Ormai impossibile frenare la richiesta di un’alternativa al petrolio, ed infatti, da circa un decennio, è in atto una vera e propria battaglia sotterranea tra i produttori di automobili per lanciare le auto elettriche di nuova generazione tra il 2017 e il 2020. Tra loro ci sono la Tesla, la Gm, la Bmw, ma potrebbero figurare anche la Apple e la Virgin.

Saranno le batterie, la loro efficienza energetica, a sancire il vincitore di questa nuova sfida, saranno i brevetti dei colossi della chimica come la tedesca Basf, che insieme ad Argonne, è già in causa con la Umicore e la giapponese Makita Corp; nel piatto si giocano un Pianeta intero da convertire all’elettrico.

“Secondo una ricerca di Ward basata sui dati di registrazione dei veicoli presso le autorità pubbliche competenti le vetture immatricolate sono passate dai 980 milioni del 2009 a 1,015 miliardi nel 2010. Il dato riflette approssimativamente il numero di auto, furgoni, camion e autobus registrati in tutto il mondo ad eccezione dei veicoli fuoristrada.”

Il miraggio dell’elettrico fra qualche anno sarà dunque realtà, eppure il nuovo pericolo da temere sarà quello di barattare la nostra fame di energia pulita con batterie inquinanti e difficili da smaltire.

Se l’elettrico è certamente un piccolo passo verso nuove soluzioni, non è certa una indipendenza energetica degli automobilisti, né tanto meno un costo ambientale poco salato per il Pianeta.

Eppure altre soluzioni per le nostre tasche e polmoni sembrerebbero alla portata di tutti.
Internet è piena di testimonianze video che documentano l’esistenza e l’utilizzo di motori che girano semplicemente ad acqua, realizzati un po’ in tutto il mondo in maniera artigianale, a basso costo, senza particolari sistemi hi-tech.

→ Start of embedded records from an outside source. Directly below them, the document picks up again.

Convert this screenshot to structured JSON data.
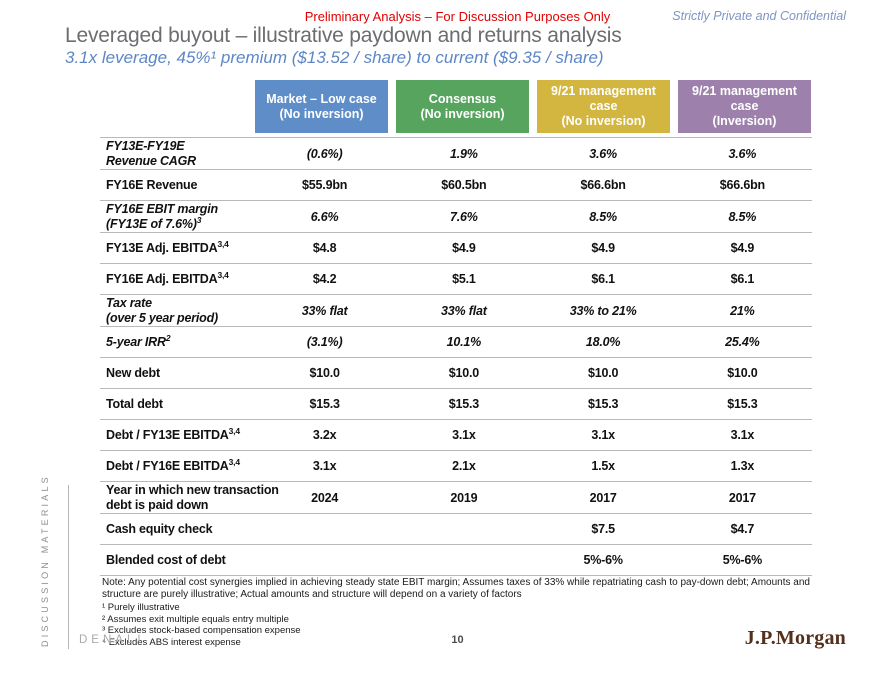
{
  "slide": {
    "classification": "Preliminary Analysis – For Discussion Purposes Only",
    "confidentiality": "Strictly Private and Confidential",
    "title": "Leveraged buyout – illustrative paydown and returns analysis",
    "subtitle": "3.1x leverage, 45%¹ premium ($13.52 / share) to current ($9.35 / share)"
  },
  "table": {
    "columns": [
      {
        "title": "Market – Low case",
        "sub": "(No inversion)",
        "color": "#5e8dc8"
      },
      {
        "title": "Consensus",
        "sub": "(No inversion)",
        "color": "#57a45f"
      },
      {
        "title": "9/21 management case",
        "sub": "(No inversion)",
        "color": "#d3b63f"
      },
      {
        "title": "9/21 management case",
        "sub": "(Inversion)",
        "color": "#9d81ac"
      }
    ],
    "rows": [
      {
        "label_lines": [
          "FY13E-FY19E",
          "Revenue CAGR"
        ],
        "sup": "",
        "italic": true,
        "values": [
          "(0.6%)",
          "1.9%",
          "3.6%",
          "3.6%"
        ]
      },
      {
        "label_lines": [
          "FY16E Revenue"
        ],
        "sup": "",
        "italic": false,
        "values": [
          "$55.9bn",
          "$60.5bn",
          "$66.6bn",
          "$66.6bn"
        ]
      },
      {
        "label_lines": [
          "FY16E EBIT margin",
          "(FY13E of 7.6%)"
        ],
        "sup": "3",
        "italic": true,
        "values": [
          "6.6%",
          "7.6%",
          "8.5%",
          "8.5%"
        ]
      },
      {
        "label_lines": [
          "FY13E Adj. EBITDA"
        ],
        "sup": "3,4",
        "italic": false,
        "values": [
          "$4.8",
          "$4.9",
          "$4.9",
          "$4.9"
        ]
      },
      {
        "label_lines": [
          "FY16E Adj. EBITDA"
        ],
        "sup": "3,4",
        "italic": false,
        "values": [
          "$4.2",
          "$5.1",
          "$6.1",
          "$6.1"
        ]
      },
      {
        "label_lines": [
          "Tax rate",
          "(over 5 year period)"
        ],
        "sup": "",
        "italic": true,
        "values": [
          "33% flat",
          "33% flat",
          "33% to 21%",
          "21%"
        ]
      },
      {
        "label_lines": [
          "5-year IRR"
        ],
        "sup": "2",
        "italic": true,
        "values": [
          "(3.1%)",
          "10.1%",
          "18.0%",
          "25.4%"
        ]
      },
      {
        "label_lines": [
          "New debt"
        ],
        "sup": "",
        "italic": false,
        "values": [
          "$10.0",
          "$10.0",
          "$10.0",
          "$10.0"
        ]
      },
      {
        "label_lines": [
          "Total debt"
        ],
        "sup": "",
        "italic": false,
        "values": [
          "$15.3",
          "$15.3",
          "$15.3",
          "$15.3"
        ]
      },
      {
        "label_lines": [
          "Debt / FY13E EBITDA"
        ],
        "sup": "3,4",
        "italic": false,
        "values": [
          "3.2x",
          "3.1x",
          "3.1x",
          "3.1x"
        ]
      },
      {
        "label_lines": [
          "Debt / FY16E EBITDA"
        ],
        "sup": "3,4",
        "italic": false,
        "values": [
          "3.1x",
          "2.1x",
          "1.5x",
          "1.3x"
        ]
      },
      {
        "label_lines": [
          "Year in which new transaction",
          "debt is paid down"
        ],
        "sup": "",
        "italic": false,
        "values": [
          "2024",
          "2019",
          "2017",
          "2017"
        ]
      },
      {
        "label_lines": [
          "Cash equity check"
        ],
        "sup": "",
        "italic": false,
        "values": [
          "",
          "",
          "$7.5",
          "$4.7"
        ]
      },
      {
        "label_lines": [
          "Blended cost of debt"
        ],
        "sup": "",
        "italic": false,
        "values": [
          "",
          "",
          "5%-6%",
          "5%-6%"
        ]
      }
    ]
  },
  "notes": {
    "note": "Note: Any potential cost synergies implied in achieving steady state EBIT margin; Assumes taxes of 33% while repatriating cash to pay-down debt; Amounts and structure are purely illustrative; Actual amounts and structure will depend on a variety of factors",
    "footnotes": [
      "¹ Purely illustrative",
      "² Assumes exit multiple equals entry multiple",
      "³ Excludes stock-based compensation expense",
      "⁴ Excludes ABS interest expense"
    ]
  },
  "footer": {
    "sidebar_label": "DISCUSSION MATERIALS",
    "client_name": "DENALI",
    "page_number": "10",
    "logo_text": "J.P.Morgan"
  },
  "colors": {
    "classification_red": "#e20000",
    "subtitle_blue": "#5d86c5",
    "title_gray": "#6c6d70",
    "logo_brown": "#54301c",
    "case_blue": "#5e8dc8",
    "case_green": "#57a45f",
    "case_gold": "#d3b63f",
    "case_purple": "#9d81ac"
  }
}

Per produrre idrogeno basta una piccola batteria (non certo quelle che ci stanno preparando in qualche laboratorio segreto), elettrodi in acciaio puro immersi in acqua e bicarbonato, tutto qui.

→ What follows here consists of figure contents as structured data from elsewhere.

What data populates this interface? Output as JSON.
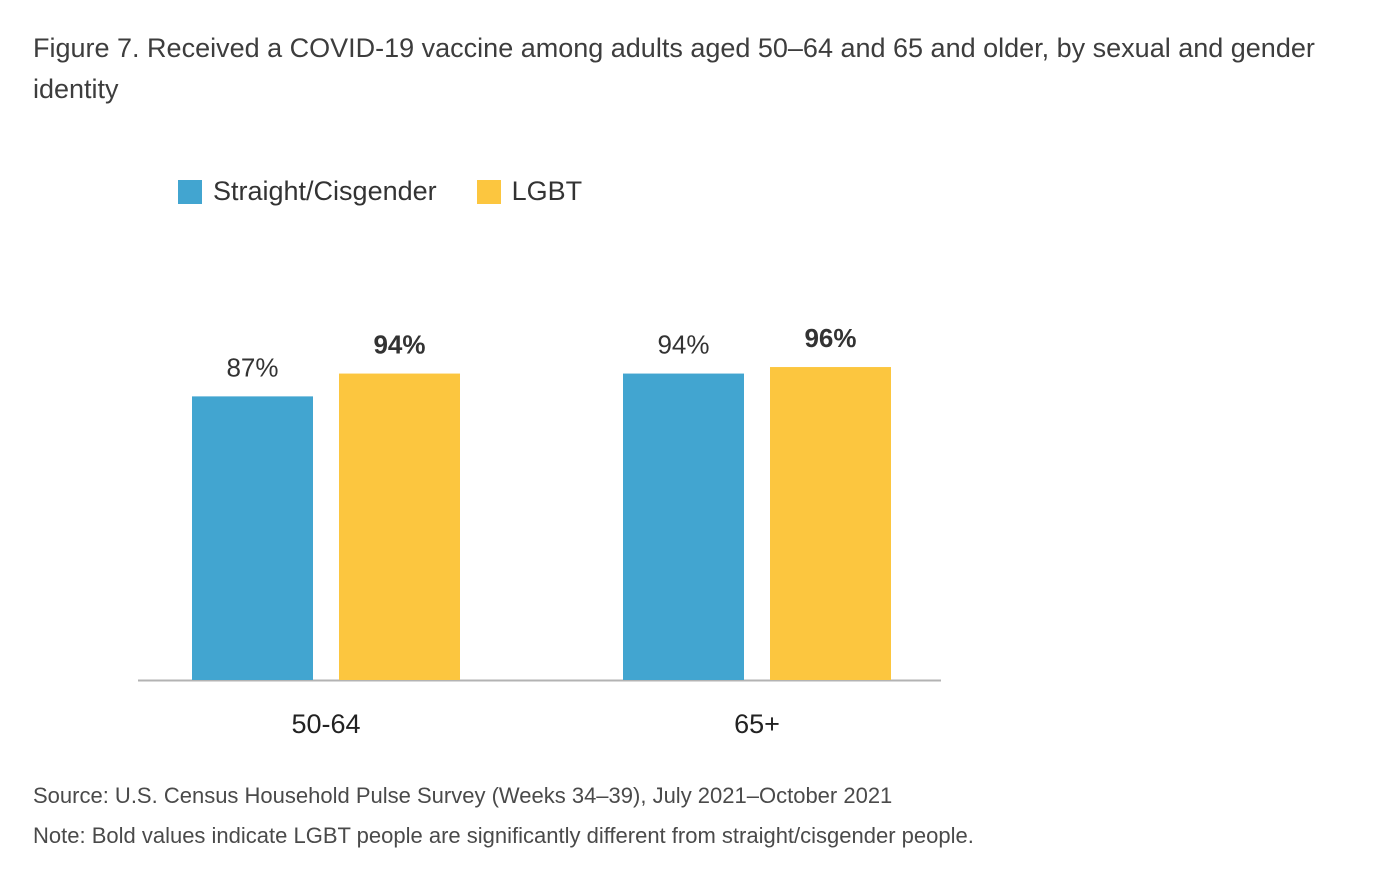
{
  "title": "Figure 7. Received a COVID-19 vaccine among adults aged 50–64 and 65 and older, by sexual and gender identity",
  "source": "Source: U.S. Census Household Pulse Survey (Weeks 34–39), July 2021–October 2021",
  "note": "Note: Bold values indicate LGBT people are significantly different from straight/cisgender people.",
  "colors": {
    "straight_cisgender": "#42a5d0",
    "lgbt": "#fcc63f",
    "axis": "#b3b3b3",
    "label": "#333333"
  },
  "chart_data": {
    "type": "bar",
    "title": "Figure 7. Received a COVID-19 vaccine among adults aged 50–64 and 65 and older, by sexual and gender identity",
    "xlabel": "",
    "ylabel": "",
    "categories": [
      "50-64",
      "65+"
    ],
    "series": [
      {
        "name": "Straight/Cisgender",
        "values": [
          87,
          94
        ],
        "labels": [
          "87%",
          "94%"
        ],
        "bold": [
          false,
          false
        ]
      },
      {
        "name": "LGBT",
        "values": [
          94,
          96
        ],
        "labels": [
          "94%",
          "96%"
        ],
        "bold": [
          true,
          true
        ]
      }
    ],
    "grid": false,
    "legend_position": "top-left"
  }
}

E se internet, compreso questo mio articolo e il prossimo video, non dovesse rivelarsi una fonte attendibile che aiuti a riflettere quanto siano reali e concrete le alternative possibili al petrolio e alle batterie elettriche di prossima generazione, forse sarà di maggiore aiuto a questa tesi l’esistenza del treno a levitazione magnetica o MagLev che collega la città di Shanghai con l’aeroporto.

“La linea è lunga 30 chilometri e viene percorsa dal treno in 7 minuti e 20 secondi con una velocità massima di 501,5 km/h e una velocità media di 250 km/h.”

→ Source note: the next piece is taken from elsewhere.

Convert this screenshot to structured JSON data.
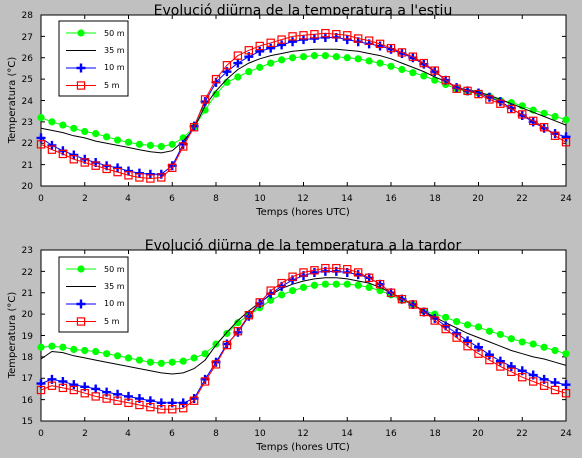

Personalmente soluzioni immediate non ne ho, se non quella di aspettare, cercare un’alternativa, magari un kit da montare domani mattina sulla propria auto, e intanto semplicemente rifiutarsi di cambiarla comprandone una nuova con la videocamera e sensori per il parcheggio, ma fondamentalmente identica.

Dopo tutto, i più grandi viaggi della mia vita li ho fatti per mare e con la sola forza del vento.